Memorial Day is a time when Americans honor veterans who have served and sacrificed.
Sgt. Walter “Craig” Beddow’s neighbors in the Braden Park subdivision didn’t wait for Memorial Day to thank him for his service.
When Beddow returned from a year-long deployment with the 1/230th Air Cavalry Squadron earlier this spring, more than 50 neighbors of all ages surprised him and his family as they rolled into the neighborhood.
“It was quite the shock, and was very much appreciated,” said Beddow of the March 21 homecoming reception. “My neighbor Lisa White is quite the arranger. I really appreciate them coming and showing their support for me and my family. It was really special.”
Craig’s wife, April, said White organized the reception. “She initiated it, asking everyone to put out flags in our neighborhood. Lisa showed up at our door and asked everyone to come outside. She has that motto, don’t ask permission, ask forgiveness! That was a sweet thing for her to do,” April said. “It was her way to do something to show appreciation.”
White has lived in the subdivision just off Keeble and Sevierville roads for 12 years and the Beddows moved in about 10 years ago. Two nights before Beddow was to return home, another neighbor put out fliers announcing that he was coming home. Then on Sunday, March 21, Lisa said she and another neighbor talked about how there should be a crowd of folks waiting for Beddow when he turned into the neighborhood. “So we went door to door. It took two hours, and we hit every door. Probably 50 people came out. There were kids in strollers, kids on bicycles and on skateboards,” White said. “One guy had a Corvette and he put an American flag all over his car from the trunk to the hood. There were several Vietnam veterans who came out - and two had their Vietnam hats.”
White said she felt it was important that the neighbors honor Beddow. “He gave up a whole year. April had three kids there for a year by herself, and I can’t go for a weekend without help,” she said.
April said neighbors watched after her family while her husband was gone. “For example, Mr. and Mrs. Gene Patten - he is a disabled veteran of the Vietnam War - frequently checked on us,” she said.

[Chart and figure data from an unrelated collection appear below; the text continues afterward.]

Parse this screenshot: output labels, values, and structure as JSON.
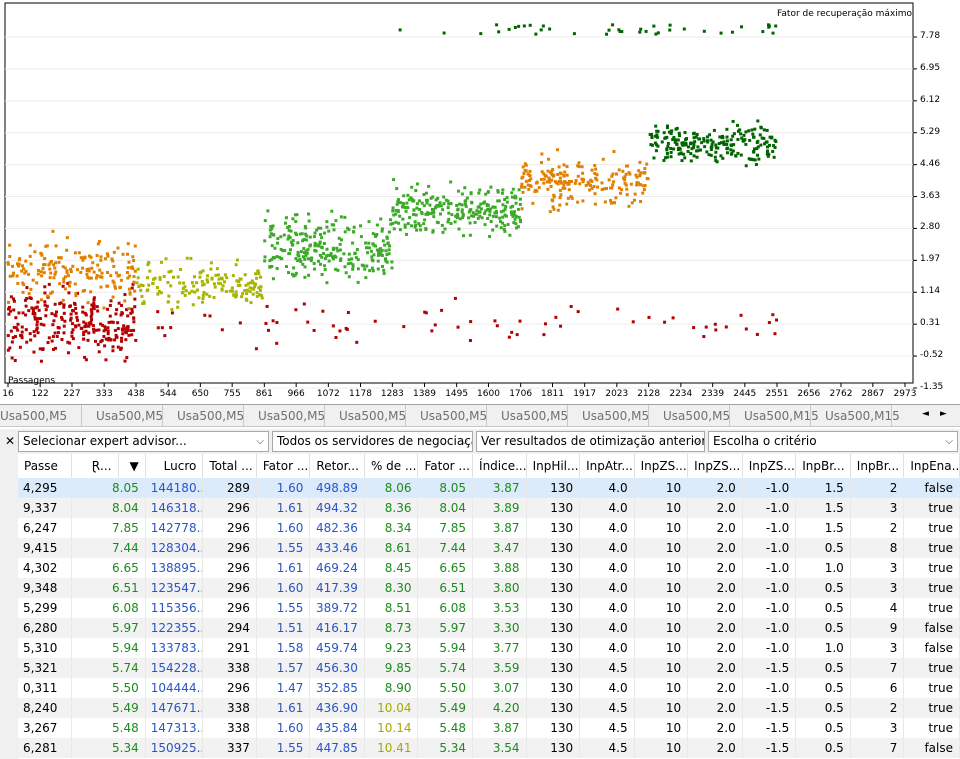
{
  "chart": {
    "title": "Fator de recuperação máximo",
    "x_axis_label": "Passagens",
    "y_ticks": [
      "7.78",
      "6.95",
      "6.12",
      "5.29",
      "4.46",
      "3.63",
      "2.80",
      "1.97",
      "1.14",
      "0.31",
      "-0.52",
      "-1.35"
    ],
    "x_ticks": [
      "16",
      "122",
      "227",
      "333",
      "438",
      "544",
      "650",
      "755",
      "861",
      "966",
      "1072",
      "1178",
      "1283",
      "1389",
      "1495",
      "1600",
      "1706",
      "1811",
      "1917",
      "2023",
      "2128",
      "2234",
      "2339",
      "2445",
      "2551",
      "2656",
      "2762",
      "2867",
      "2973"
    ],
    "colors": {
      "red": "#b40000",
      "orange": "#e08000",
      "yellowgreen": "#a8b400",
      "green": "#3caa28",
      "darkgreen": "#006400"
    }
  },
  "chart_data": {
    "type": "scatter",
    "title": "Fator de recuperação máximo",
    "xlabel": "Passagens",
    "ylabel": "",
    "xlim": [
      16,
      2973
    ],
    "ylim": [
      -1.35,
      8.2
    ],
    "clusters": [
      {
        "x_from": 16,
        "x_to": 438,
        "y_mean": 0.35,
        "y_spread": 0.9,
        "color": "red"
      },
      {
        "x_from": 16,
        "x_to": 438,
        "y_mean": 1.7,
        "y_spread": 0.8,
        "color": "orange"
      },
      {
        "x_from": 438,
        "x_to": 861,
        "y_mean": 1.3,
        "y_spread": 0.6,
        "color": "yellowgreen"
      },
      {
        "x_from": 861,
        "x_to": 1283,
        "y_mean": 2.3,
        "y_spread": 0.8,
        "color": "green"
      },
      {
        "x_from": 1283,
        "x_to": 1706,
        "y_mean": 3.3,
        "y_spread": 0.7,
        "color": "green"
      },
      {
        "x_from": 1706,
        "x_to": 2128,
        "y_mean": 4.0,
        "y_spread": 0.6,
        "color": "orange"
      },
      {
        "x_from": 2128,
        "x_to": 2551,
        "y_mean": 5.0,
        "y_spread": 0.5,
        "color": "darkgreen"
      },
      {
        "x_from": 438,
        "x_to": 2551,
        "y_mean": 0.3,
        "y_spread": 0.5,
        "color": "red"
      },
      {
        "x_from": 1283,
        "x_to": 2551,
        "y_mean": 8.1,
        "y_spread": 0.05,
        "color": "darkgreen"
      }
    ]
  },
  "tabs": [
    "Usa500,M5",
    "Usa500,M5",
    "Usa500,M5",
    "Usa500,M5",
    "Usa500,M5",
    "Usa500,M5",
    "Usa500,M5",
    "Usa500,M5",
    "Usa500,M5",
    "Usa500,M15",
    "Usa500,M15"
  ],
  "tab_nav": {
    "left": "◄",
    "right": "►"
  },
  "toolbar": {
    "close": "✕",
    "expert": "Selecionar expert advisor...",
    "servers": "Todos os servidores de negociação",
    "results": "Ver resultados de otimização anteriores",
    "criterion": "Escolha o critério",
    "dropdown_glyph": "⌵"
  },
  "table": {
    "headers": [
      "Passe",
      "Ɽ...",
      "▼",
      "Lucro",
      "Total ...",
      "Fator ...",
      "Retor...",
      "% de ...",
      "Fator ...",
      "Índice...",
      "InpHil...",
      "InpAtr...",
      "InpZS...",
      "InpZS...",
      "InpZS...",
      "InpBr...",
      "InpBr...",
      "InpEna..."
    ],
    "rows": [
      [
        "4,295",
        "8.05",
        "144180...",
        "289",
        "1.60",
        "498.89",
        "8.06",
        "8.05",
        "3.87",
        "130",
        "4.0",
        "10",
        "2.0",
        "-1.0",
        "1.5",
        "2",
        "false"
      ],
      [
        "9,337",
        "8.04",
        "146318...",
        "296",
        "1.61",
        "494.32",
        "8.36",
        "8.04",
        "3.89",
        "130",
        "4.0",
        "10",
        "2.0",
        "-1.0",
        "1.5",
        "3",
        "true"
      ],
      [
        "6,247",
        "7.85",
        "142778...",
        "296",
        "1.60",
        "482.36",
        "8.34",
        "7.85",
        "3.87",
        "130",
        "4.0",
        "10",
        "2.0",
        "-1.0",
        "1.5",
        "2",
        "true"
      ],
      [
        "9,415",
        "7.44",
        "128304...",
        "296",
        "1.55",
        "433.46",
        "8.61",
        "7.44",
        "3.47",
        "130",
        "4.0",
        "10",
        "2.0",
        "-1.0",
        "0.5",
        "8",
        "true"
      ],
      [
        "4,302",
        "6.65",
        "138895...",
        "296",
        "1.61",
        "469.24",
        "8.45",
        "6.65",
        "3.88",
        "130",
        "4.0",
        "10",
        "2.0",
        "-1.0",
        "1.0",
        "3",
        "true"
      ],
      [
        "9,348",
        "6.51",
        "123547...",
        "296",
        "1.60",
        "417.39",
        "8.30",
        "6.51",
        "3.80",
        "130",
        "4.0",
        "10",
        "2.0",
        "-1.0",
        "0.5",
        "3",
        "true"
      ],
      [
        "5,299",
        "6.08",
        "115356...",
        "296",
        "1.55",
        "389.72",
        "8.51",
        "6.08",
        "3.53",
        "130",
        "4.0",
        "10",
        "2.0",
        "-1.0",
        "0.5",
        "4",
        "true"
      ],
      [
        "6,280",
        "5.97",
        "122355...",
        "294",
        "1.51",
        "416.17",
        "8.73",
        "5.97",
        "3.30",
        "130",
        "4.0",
        "10",
        "2.0",
        "-1.0",
        "0.5",
        "9",
        "false"
      ],
      [
        "5,310",
        "5.94",
        "133783...",
        "291",
        "1.58",
        "459.74",
        "9.23",
        "5.94",
        "3.77",
        "130",
        "4.0",
        "10",
        "2.0",
        "-1.0",
        "1.0",
        "3",
        "false"
      ],
      [
        "5,321",
        "5.74",
        "154228...",
        "338",
        "1.57",
        "456.30",
        "9.85",
        "5.74",
        "3.59",
        "130",
        "4.5",
        "10",
        "2.0",
        "-1.5",
        "0.5",
        "7",
        "true"
      ],
      [
        "0,311",
        "5.50",
        "104444...",
        "296",
        "1.47",
        "352.85",
        "8.90",
        "5.50",
        "3.07",
        "130",
        "4.0",
        "10",
        "2.0",
        "-1.0",
        "0.5",
        "6",
        "true"
      ],
      [
        "8,240",
        "5.49",
        "147671...",
        "338",
        "1.61",
        "436.90",
        "10.04",
        "5.49",
        "4.20",
        "130",
        "4.5",
        "10",
        "2.0",
        "-1.5",
        "0.5",
        "2",
        "true"
      ],
      [
        "3,267",
        "5.48",
        "147313...",
        "338",
        "1.60",
        "435.84",
        "10.14",
        "5.48",
        "3.87",
        "130",
        "4.5",
        "10",
        "2.0",
        "-1.5",
        "0.5",
        "3",
        "true"
      ],
      [
        "6,281",
        "5.34",
        "150925...",
        "337",
        "1.55",
        "447.85",
        "10.41",
        "5.34",
        "3.54",
        "130",
        "4.5",
        "10",
        "2.0",
        "-1.5",
        "0.5",
        "7",
        "false"
      ]
    ]
  }
}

April said her husband was thankful for the reception. “He was very humbled and appreciated the neighbors. It brought out neighbors we haven’t had a chance to get to know,” April said.
The military wife said her own father, Richard Davis, is a Vietnam War veteran and was very emotional about how the neighbors welcomed home his son-in-law. “He didn’t get the same homecoming,” April Beddow said. “Things are different now, and it made him feel good to know that these guys are being treated better.”

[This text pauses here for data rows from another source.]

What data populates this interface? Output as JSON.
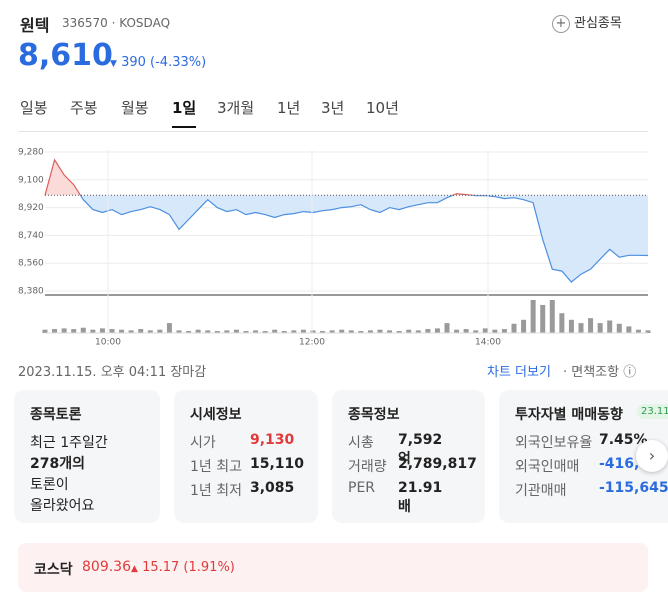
{
  "header": {
    "name": "원텍",
    "code": "336570",
    "market": "KOSDAQ",
    "watch_button": "관심종목"
  },
  "quote": {
    "price": "8,610",
    "change": "390",
    "change_pct": "(-4.33%)"
  },
  "tabs": [
    "일봉",
    "주봉",
    "월봉",
    "1일",
    "3개월",
    "1년",
    "3년",
    "10년"
  ],
  "active_tab": 3,
  "chart": {
    "type": "line",
    "base": 9000,
    "values": [
      9000,
      9229,
      9132,
      9068,
      8971,
      8907,
      8888,
      8907,
      8875,
      8894,
      8907,
      8926,
      8907,
      8875,
      8779,
      8843,
      8907,
      8971,
      8920,
      8894,
      8907,
      8875,
      8888,
      8875,
      8856,
      8875,
      8881,
      8894,
      8888,
      8900,
      8907,
      8920,
      8926,
      8939,
      8907,
      8888,
      8920,
      8907,
      8926,
      8939,
      8952,
      8952,
      8984,
      9010,
      9004,
      8997,
      8997,
      8991,
      8978,
      8984,
      8971,
      8952,
      8714,
      8521,
      8509,
      8438,
      8489,
      8521,
      8586,
      8650,
      8599,
      8611,
      8611,
      8610
    ],
    "volume": [
      10,
      12,
      14,
      12,
      16,
      10,
      14,
      12,
      10,
      8,
      12,
      8,
      10,
      30,
      8,
      6,
      10,
      8,
      6,
      8,
      10,
      6,
      8,
      6,
      10,
      6,
      8,
      10,
      8,
      6,
      8,
      10,
      8,
      6,
      8,
      10,
      8,
      6,
      10,
      8,
      12,
      14,
      30,
      10,
      12,
      8,
      14,
      10,
      12,
      28,
      40,
      100,
      85,
      100,
      60,
      40,
      30,
      45,
      30,
      38,
      28,
      20,
      10,
      8
    ],
    "vlim": [
      0,
      100
    ],
    "ylim": [
      8380,
      9280
    ],
    "yticks": [
      {
        "value": 9280,
        "label": "9,280"
      },
      {
        "value": 9100,
        "label": "9,100"
      },
      {
        "value": 8920,
        "label": "8,920"
      },
      {
        "value": 8740,
        "label": "8,740"
      },
      {
        "value": 8560,
        "label": "8,560"
      },
      {
        "value": 8380,
        "label": "8,380"
      }
    ],
    "time_labels": [
      "10:00",
      "12:00",
      "14:00"
    ]
  },
  "timestamp": "2023.11.15. 오후 04:11 장마감",
  "links": [
    "차트 더보기",
    "면책조항"
  ],
  "cards": [
    {
      "title": "종목토론",
      "lines": [
        "최근 1주일간",
        "278개의",
        "토론이",
        "올라왔어요"
      ]
    },
    {
      "title": "시세정보",
      "rows": [
        [
          "시가",
          "9,130"
        ],
        [
          "1년 최고",
          "15,110"
        ],
        [
          "1년 최저",
          "3,085"
        ]
      ]
    },
    {
      "title": "종목정보",
      "rows": [
        [
          "시총",
          "7,592억"
        ],
        [
          "거래량",
          "2,789,817"
        ],
        [
          "PER",
          "21.91배"
        ]
      ]
    },
    {
      "title": "투자자별 매매동향",
      "badge": "23.11.",
      "rows": [
        [
          "외국인보유율",
          "7.45%"
        ],
        [
          "외국인매매",
          "-416,"
        ],
        [
          "기관매매",
          "-115,645"
        ]
      ]
    }
  ],
  "index": {
    "name": "코스닥",
    "value": "809.36",
    "change": "15.17",
    "change_pct": "(1.91%)"
  }
}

Craig said it appeared the reception meant a lot to Davis. “Times were different back then, it was a different world,” he said of the Vietnam War era.
April said she wanted everyone to remember those two members of the squadron who didn’t return. “Everyone please especially remember Capt. Marcus Alfred and warrant officer Billie Jean Grinder,” she said. “They are our two pilots who were killed.”

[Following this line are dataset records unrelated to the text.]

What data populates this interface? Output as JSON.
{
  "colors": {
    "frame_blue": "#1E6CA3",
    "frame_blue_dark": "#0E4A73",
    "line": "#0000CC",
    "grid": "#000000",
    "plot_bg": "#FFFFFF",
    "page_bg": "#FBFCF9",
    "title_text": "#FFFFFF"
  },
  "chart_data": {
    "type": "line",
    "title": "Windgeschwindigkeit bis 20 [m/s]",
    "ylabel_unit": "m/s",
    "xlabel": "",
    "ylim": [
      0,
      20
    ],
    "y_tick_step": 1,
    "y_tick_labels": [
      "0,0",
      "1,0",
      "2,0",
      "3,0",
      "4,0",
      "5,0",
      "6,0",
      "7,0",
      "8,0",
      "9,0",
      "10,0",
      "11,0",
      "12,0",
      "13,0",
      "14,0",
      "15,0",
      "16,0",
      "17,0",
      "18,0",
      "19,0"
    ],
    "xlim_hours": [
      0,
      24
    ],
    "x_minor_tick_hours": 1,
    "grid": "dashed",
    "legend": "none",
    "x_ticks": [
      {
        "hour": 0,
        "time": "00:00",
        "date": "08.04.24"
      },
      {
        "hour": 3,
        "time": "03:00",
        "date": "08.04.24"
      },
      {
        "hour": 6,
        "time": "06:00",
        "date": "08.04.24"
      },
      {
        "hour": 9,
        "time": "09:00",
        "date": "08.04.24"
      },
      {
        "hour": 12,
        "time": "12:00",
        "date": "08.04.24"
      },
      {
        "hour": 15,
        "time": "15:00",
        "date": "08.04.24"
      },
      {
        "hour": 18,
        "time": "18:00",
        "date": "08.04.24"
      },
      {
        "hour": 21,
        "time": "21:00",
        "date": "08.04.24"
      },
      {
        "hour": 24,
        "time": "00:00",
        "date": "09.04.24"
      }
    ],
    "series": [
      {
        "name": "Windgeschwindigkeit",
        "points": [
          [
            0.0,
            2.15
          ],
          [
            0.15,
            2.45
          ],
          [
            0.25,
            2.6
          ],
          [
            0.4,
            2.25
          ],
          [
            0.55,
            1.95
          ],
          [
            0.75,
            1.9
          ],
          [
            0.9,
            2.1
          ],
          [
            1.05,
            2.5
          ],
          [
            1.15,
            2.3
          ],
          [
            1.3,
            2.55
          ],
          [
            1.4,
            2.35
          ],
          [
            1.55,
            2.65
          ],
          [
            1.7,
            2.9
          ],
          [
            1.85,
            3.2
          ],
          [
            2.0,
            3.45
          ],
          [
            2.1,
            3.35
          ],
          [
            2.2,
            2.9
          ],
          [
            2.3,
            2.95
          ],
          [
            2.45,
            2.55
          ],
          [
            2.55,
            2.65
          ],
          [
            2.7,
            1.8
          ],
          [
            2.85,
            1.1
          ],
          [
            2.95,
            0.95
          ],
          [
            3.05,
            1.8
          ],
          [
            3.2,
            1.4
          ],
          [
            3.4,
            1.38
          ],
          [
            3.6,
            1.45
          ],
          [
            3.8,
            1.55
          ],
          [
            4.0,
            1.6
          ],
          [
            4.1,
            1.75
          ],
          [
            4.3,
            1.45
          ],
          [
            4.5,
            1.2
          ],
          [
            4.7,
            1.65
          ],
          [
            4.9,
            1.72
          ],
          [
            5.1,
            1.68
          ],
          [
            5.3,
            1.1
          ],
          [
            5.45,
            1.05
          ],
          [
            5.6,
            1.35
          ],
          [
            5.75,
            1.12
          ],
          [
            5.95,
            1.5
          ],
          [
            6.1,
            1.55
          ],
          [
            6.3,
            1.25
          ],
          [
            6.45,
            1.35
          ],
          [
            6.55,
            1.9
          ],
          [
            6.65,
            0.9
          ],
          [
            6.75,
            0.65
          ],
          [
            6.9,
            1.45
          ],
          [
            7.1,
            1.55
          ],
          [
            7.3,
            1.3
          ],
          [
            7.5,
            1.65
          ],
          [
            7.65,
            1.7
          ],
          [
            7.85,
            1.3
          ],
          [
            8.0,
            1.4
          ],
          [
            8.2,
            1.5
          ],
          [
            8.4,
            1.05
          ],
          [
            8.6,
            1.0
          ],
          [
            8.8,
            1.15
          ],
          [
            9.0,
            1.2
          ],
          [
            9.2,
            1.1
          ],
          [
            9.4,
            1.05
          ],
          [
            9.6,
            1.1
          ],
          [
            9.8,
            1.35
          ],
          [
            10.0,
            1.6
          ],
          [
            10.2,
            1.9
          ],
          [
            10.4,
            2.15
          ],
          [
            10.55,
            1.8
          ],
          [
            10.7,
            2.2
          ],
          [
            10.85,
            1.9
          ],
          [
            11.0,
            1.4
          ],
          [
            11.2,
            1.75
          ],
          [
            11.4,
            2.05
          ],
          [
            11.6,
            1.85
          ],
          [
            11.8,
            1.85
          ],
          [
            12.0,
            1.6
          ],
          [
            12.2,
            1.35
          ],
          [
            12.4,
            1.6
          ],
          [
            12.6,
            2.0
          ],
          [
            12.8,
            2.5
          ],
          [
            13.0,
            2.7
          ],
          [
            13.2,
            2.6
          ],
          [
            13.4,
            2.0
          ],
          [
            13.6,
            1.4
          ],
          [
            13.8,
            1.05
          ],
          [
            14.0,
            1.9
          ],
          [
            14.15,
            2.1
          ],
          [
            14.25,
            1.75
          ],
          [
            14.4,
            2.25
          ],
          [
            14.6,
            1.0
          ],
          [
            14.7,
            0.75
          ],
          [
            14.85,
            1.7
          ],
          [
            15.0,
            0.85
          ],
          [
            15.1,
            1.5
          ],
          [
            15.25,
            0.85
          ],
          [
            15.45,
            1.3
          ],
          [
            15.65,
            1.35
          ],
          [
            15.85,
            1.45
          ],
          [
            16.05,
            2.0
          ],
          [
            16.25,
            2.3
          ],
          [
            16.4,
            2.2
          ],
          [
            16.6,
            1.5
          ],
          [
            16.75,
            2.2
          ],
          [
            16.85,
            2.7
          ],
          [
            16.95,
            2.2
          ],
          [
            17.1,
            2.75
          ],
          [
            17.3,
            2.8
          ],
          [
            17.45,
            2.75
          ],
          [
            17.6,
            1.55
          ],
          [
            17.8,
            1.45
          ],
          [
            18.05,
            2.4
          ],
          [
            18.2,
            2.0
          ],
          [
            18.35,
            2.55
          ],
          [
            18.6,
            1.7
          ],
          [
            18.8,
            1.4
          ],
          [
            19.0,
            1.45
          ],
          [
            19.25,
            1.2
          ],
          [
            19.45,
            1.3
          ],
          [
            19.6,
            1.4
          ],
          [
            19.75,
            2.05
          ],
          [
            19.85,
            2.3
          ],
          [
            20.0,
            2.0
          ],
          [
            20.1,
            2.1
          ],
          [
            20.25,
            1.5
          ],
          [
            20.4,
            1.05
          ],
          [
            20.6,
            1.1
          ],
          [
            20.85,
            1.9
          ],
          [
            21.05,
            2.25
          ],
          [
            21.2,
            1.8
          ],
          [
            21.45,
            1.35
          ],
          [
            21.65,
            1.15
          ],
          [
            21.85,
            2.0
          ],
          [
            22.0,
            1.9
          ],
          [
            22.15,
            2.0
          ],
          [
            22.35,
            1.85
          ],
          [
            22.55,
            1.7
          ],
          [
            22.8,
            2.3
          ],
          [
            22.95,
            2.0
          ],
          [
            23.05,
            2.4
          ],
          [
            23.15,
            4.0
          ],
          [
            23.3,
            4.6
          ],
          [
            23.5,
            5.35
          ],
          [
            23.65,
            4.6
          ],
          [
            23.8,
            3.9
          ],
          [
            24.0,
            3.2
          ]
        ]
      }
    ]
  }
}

Grinder and Alfred died on their last mission before coming home when their helicopter made a hard landing at base in Iraq, Craig said.
Beddow is an Anderson County native and works as a full-time technician at the helicopter squadron at McGhee Tyson Air National Guard Base. They have three children: two daughters: Halle, 10, and Morgan, 9, and a stepson, Mitchell, 19.
Beddow, a 20-year military veteran, said Memorial Day is always special to him but even more so this year. “Last year I was gone for Memorial Day, and this year, being back home, I had a greater appreciation for being back in the United States, for what we have and for our freedoms,” he said.